Afghan women desperate to escape Taliban rule: ‘We don’t know how long we can hide’

Afghan women desperate to escape Taliban rule: ‘We don’t know how long we can hide’

November 6, 2021: Maryam Said Anwar’s says her body still bears the scars from the beatings with a screwdriver she endured at the hands of her husband. Forced to marry when she was 13, Anwar says she was drugged, beaten and tortured by her husband. “Even as l lay full of pain and blood on the ground, he would hit my face and remove my nails with heavy-duty pliers.”

She fled after six years with her three young children — a newborn, 2 and 4 at the time — moving from place to place to hide from her spouse. But when the Taliban took power in Afghanistan last summer, her fears skyrocketed; now she feared not just being beaten but being killed. A woman who left her husband, she says, would be executed by the Taliban if discovered.

The Taliban interpretation of Shariah, Islamic law, forbids women from leaving their houses without a male escort, says Obed Benjamin Rod, an Afghan Canadian pastor in Hamilton who is helping Afghan women escape the country. That means women who live without a man in the house or work outside their homes are breaking Taliban laws, some of them punishable by death.

Two women Rod is helping are sisters Sara and Shabnam Saljughi, aged 18 and 21. In tears, the young women pleaded over the phone from a safe-house in Afghanistan: “We don’t know how long we can hide,” said Shabnam. “Help us save our lives.”

The pair, who are Christian, fled their father in Mazarsharif a year ago when he tried to marry them to Taliban fighters. Last month Taliban soldiers entered their apartment looking for “infidels,” and the sisters hid with an upstairs neighbour. “I was so scared we had left a Bible in the house,” says Shabnam. They believe their father had told the Taliban to kill them.

Female students living without a male guardian in Afghanistan are very vulnerable, says Shabnam and Sara’s uncle, Shoaib Asadullah of Mississauga. Asadullah was sentenced to death in Afghanistan in 2011 because of his Christian activism. He was released with the help of Canadians and now lives in Canada. But his notoriety in Afghanistan made the sisters’ status even more dangerous. It was difficult for them even to find a place to live.

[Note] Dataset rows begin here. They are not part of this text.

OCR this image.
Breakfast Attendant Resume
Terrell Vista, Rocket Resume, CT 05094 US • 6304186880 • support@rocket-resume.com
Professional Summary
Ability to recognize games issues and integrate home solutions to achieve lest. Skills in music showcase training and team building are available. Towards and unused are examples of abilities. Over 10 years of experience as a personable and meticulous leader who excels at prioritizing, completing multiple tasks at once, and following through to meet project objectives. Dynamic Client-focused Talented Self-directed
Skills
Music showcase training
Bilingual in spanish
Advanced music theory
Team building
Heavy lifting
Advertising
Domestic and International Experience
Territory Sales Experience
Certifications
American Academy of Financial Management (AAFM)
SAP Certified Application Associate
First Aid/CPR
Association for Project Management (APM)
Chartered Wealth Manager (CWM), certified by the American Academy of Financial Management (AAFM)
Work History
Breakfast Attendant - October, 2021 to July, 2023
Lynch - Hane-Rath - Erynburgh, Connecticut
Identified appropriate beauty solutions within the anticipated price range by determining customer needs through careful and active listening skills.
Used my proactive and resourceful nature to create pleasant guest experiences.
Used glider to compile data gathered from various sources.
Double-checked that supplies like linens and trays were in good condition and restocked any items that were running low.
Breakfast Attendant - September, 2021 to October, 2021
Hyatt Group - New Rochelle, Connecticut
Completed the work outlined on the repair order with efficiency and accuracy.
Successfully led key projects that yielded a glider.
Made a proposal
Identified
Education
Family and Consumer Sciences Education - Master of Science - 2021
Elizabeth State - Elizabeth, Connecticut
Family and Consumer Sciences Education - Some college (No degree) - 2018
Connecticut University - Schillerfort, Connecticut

“They were facing persecution before the Taliban, but now with the Taliban it is much worse.”

Zahra Furmoly, a former TV journalist and senior producer for Radio Television Afghanistan in Kabul, struggles to share her fears from her hospital bed in Pakistan. Furmoly, who fled death to the neighbouring country, says she’s still in danger because she doesn’t have a male escort and worries how her family will survive without her income. Her brother is dying of cancer and his wife and three children rely on her.